Da Uiki
Scontri nella città curda di Mahabad nel Kurdistan orientale continua. La gente sta protestando contro il tentativo di violenza sessuale di un funzionario del governo iraniano ai danni di una donna curda impiegata in uno degli alberghi della città. La donna di 26 anni di nome Ferînaz Xoşrewanî ha perso la vita mentre cercava di sfuggire all’aggressione.
Migliaia di persone sono scese in strada ieri sera a Mahabad, popolosa città del Kurdistan Orientale (Rojhelat) sotto controllo iraniano; inferocite dal dolore e dalla rabbia per l’atroce fine di una venticinquenne curda – lanciatasi dal quarto piano del Tara Hotel a seguito di un tentativo di stupro.
Ferinaz Xosrowanî, che lavorava come cameriera in quell’albergo, stava cercando di sfuggire al suo persecutore – un ufficiale dei servizi di intelligence iraniani (Itlaat) che avrebbe promesso riconoscimenti al direttore dell’hotel se fosse stato soddisfatto del suo “soggiorno”.
Diffusasi in città la notizia, verso le 6 di pomeriggio la popolazione si è radunata ai piedi dell’albergo reclamando i nomi dei responsabili del suicidio della ragazza affinché potessero essere portati a processo. Le autorità hanno risposto schierando le forze di sicurezza, le quali non hanno esitato a sparare sui convenuti gas lacrimogeni e proiettili nel tentativo di disperderli. I violenti scontri che ne sono seguiti – con un bilancio di due morti e decine di feriti tra la folla ed una decina di feriti tra i poliziotti – sono culminati nella messa a fuoco dell’hotel da parte dei manifestanti, nell’arresto del direttore Seyid Murteza Haşimi e nella ritirata delle forze di sicurezza da Mahabad.
Le autorità iraniane, chiuse nel silenzio durante gli eventi, dopo la diffusione di resoconti ed immagini degli eventi di Mahabad (anche tramite gli hashtag #JusticeForFerinaz, #Mahabad e #BijiSerhildanaRojhelat) da una parte hanno dichiarato lo stato di emergenza in città, dall’altra hanno fatto invano appello alla calma ed all’individuazione dei colpevoli.
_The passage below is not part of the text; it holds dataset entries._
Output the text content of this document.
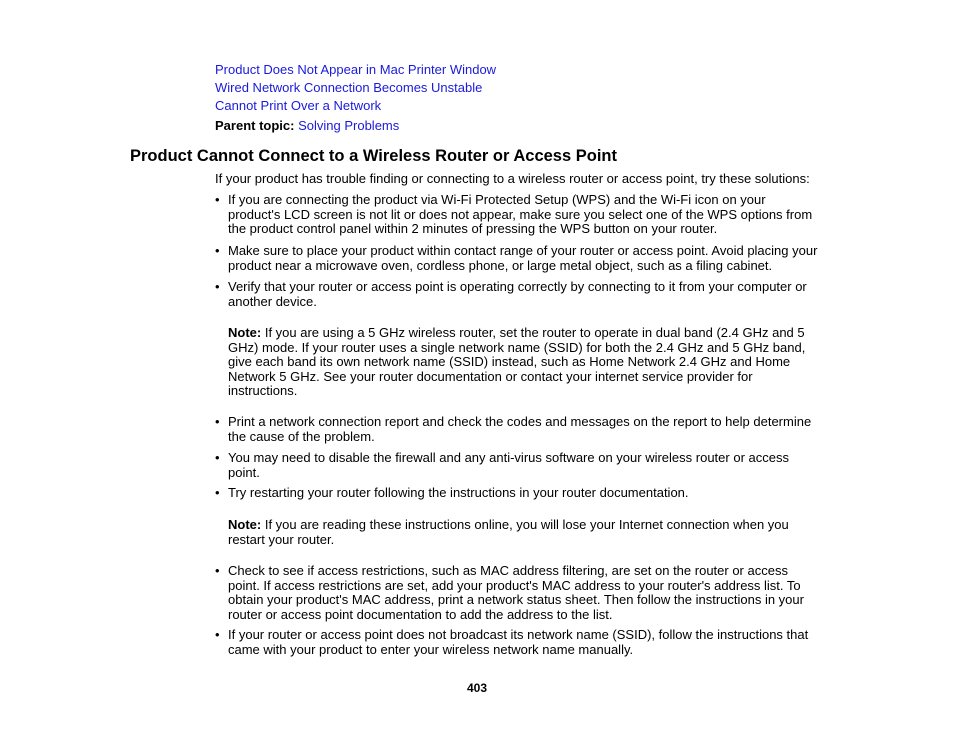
Product Does Not Appear in Mac Printer Window
Wired Network Connection Becomes Unstable
Cannot Print Over a Network
Parent topic: Solving Problems
Product Cannot Connect to a Wireless Router or Access Point

If your product has trouble finding or connecting to a wireless router or access point, try these solutions:

• If you are connecting the product via Wi-Fi Protected Setup (WPS) and the Wi-Fi icon on your product's LCD screen is not lit or does not appear, make sure you select one of the WPS options from the product control panel within 2 minutes of pressing the WPS button on your router.
• Make sure to place your product within contact range of your router or access point. Avoid placing your product near a microwave oven, cordless phone, or large metal object, such as a filing cabinet.
• Verify that your router or access point is operating correctly by connecting to it from your computer or another device.
Note: If you are using a 5 GHz wireless router, set the router to operate in dual band (2.4 GHz and 5 GHz) mode. If your router uses a single network name (SSID) for both the 2.4 GHz and 5 GHz band, give each band its own network name (SSID) instead, such as Home Network 2.4 GHz and Home Network 5 GHz. See your router documentation or contact your internet service provider for instructions.
• Print a network connection report and check the codes and messages on the report to help determine the cause of the problem.
• You may need to disable the firewall and any anti-virus software on your wireless router or access point.
• Try restarting your router following the instructions in your router documentation.
Note: If you are reading these instructions online, you will lose your Internet connection when you restart your router.
• Check to see if access restrictions, such as MAC address filtering, are set on the router or access point. If access restrictions are set, add your product's MAC address to your router's address list. To obtain your product's MAC address, print a network status sheet. Then follow the instructions in your router or access point documentation to add the address to the list.
• If your router or access point does not broadcast its network name (SSID), follow the instructions that came with your product to enter your wireless network name manually.
403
Fatalità vuole che i disordini cadano alla vigilia delle commemorazioni di Shirin Alam Hooli, Farzad Kamangar, Ali Heidarian e Farhad Vakili, quattro militanti curdi del PJAK (Partito della Vita Libera in Kurdistan, gemellato con il PKK ed il PYD) e dell’attivista persiano Mehdi Eslamian; giustiziati cinque anni fa dai boia della Repubblica Islamica, e le cui famiglie attendono tuttora la possibilità di poterne visitare le spoglie. Mentre il KJAR (organizzazione delle donne del kurdistan orientale), rivolgendo le proprie condoglianze alla famiglia di Ferinaz, ha fatto appello alle donne kurde di sollevarsi allo stesso modo di come le donne afghane abbiano fatto a seguito dell’episodio di Farkhunda, la giovane linciata dopo la falsa accusa di aver bruciato pagine del Corano.
Man mano che le proteste si espandono in altre città del Rojhelat e perfino nei territori curdo-iracheni (scoraggiate però dal PUK di Barzani al potere) e turchi, e si moltiplicano gli appelli di solidarietà e lotta, incombe sui sonni dei dirigenti di Teheran lo spettro della Repubblica di Mahabad del 1946: l’entità autonoma curda sconfitta ed occupata dalla repressione dello Shah e dei suoi protettori occidentali. Che appare ora in procinto di prendersi una storica rivincita.